Can You Hear Me Now in City of Ember?
When I first remarked on the content of City of Ember, by Jeanne DuPrau, the better-read Elizabeth Bird of Fuse #8 commented on the similarities of its setup with three other books:
• The Wind Singer, by William Nicholson
• The Giver, by Lois Lowry
• Below the Root, by Zilpha Keatley Snyder
In all four books, she remarked:Child turns 12 and will now have the job they will carry for the rest of their life. Child then discovers the ugly underbelly of his/her otherwise perfect society. . . . If the child is a boy, as in The Giver and Below the Root, then the job he's been given is extra special. If the child is a girl, as in The Wind Singer and City of Ember, the job requires running around a lot.
To which I could only reply:It struck me how Lina's job as messenger ("running around a lot" indeed) might reflect some modern stereotypes about girls. She gets to be active, yet her activity (as opposed to the boy Doon's) involves communication and personal relationships rather than machinery.
Carol Gilligan would be proud, in other words. Of course, it helps a plot for any young hero to be privy to news and secrets, and thus to be at a communication nexus (such as Fuse #8). I think that's why Johnny Tremain went to work for a printer back in the 1940s--or 1770s, if you prefer.
What about stereotypes of boys? Doon is ambitious, hot-tempered, fascinated by bugs, and technically oriented. And as for males getting the extra special jobs, these books need some grounding in reality, right?

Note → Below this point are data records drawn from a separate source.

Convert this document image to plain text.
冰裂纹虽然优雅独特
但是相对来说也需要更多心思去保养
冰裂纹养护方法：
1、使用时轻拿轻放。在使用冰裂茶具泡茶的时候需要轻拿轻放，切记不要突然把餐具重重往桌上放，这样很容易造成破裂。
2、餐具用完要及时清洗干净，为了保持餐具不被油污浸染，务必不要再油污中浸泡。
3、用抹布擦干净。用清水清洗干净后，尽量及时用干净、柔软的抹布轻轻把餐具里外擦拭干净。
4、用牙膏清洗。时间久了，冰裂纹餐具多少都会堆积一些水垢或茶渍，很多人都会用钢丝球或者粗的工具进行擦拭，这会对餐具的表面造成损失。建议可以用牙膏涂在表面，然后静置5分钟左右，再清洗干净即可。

Looking back (down?) on City of Ember from its conclusion, I can't help thinking about how carefully DuPrau chose technology to open up the messenger job for Lina. Her dystopic society is set in the future. The city is lit by incandescent lightbulbs (patented 1880) and heated with electric burners (1889). But it has no telephone (invented 1876) or telegraph (1830), so for communication from one block to another the city relies on adolescents running back and forth and reciting messages.
1 comment:
Elizabeth Bird's comment is possibly the most discouraging thing I have heard since I got to Harvard/Radcliffe as a girl and found that the girls had to have attendance taken and the boys didn't. Have we learned nothing in fifty years? (But I guess that may be her point.)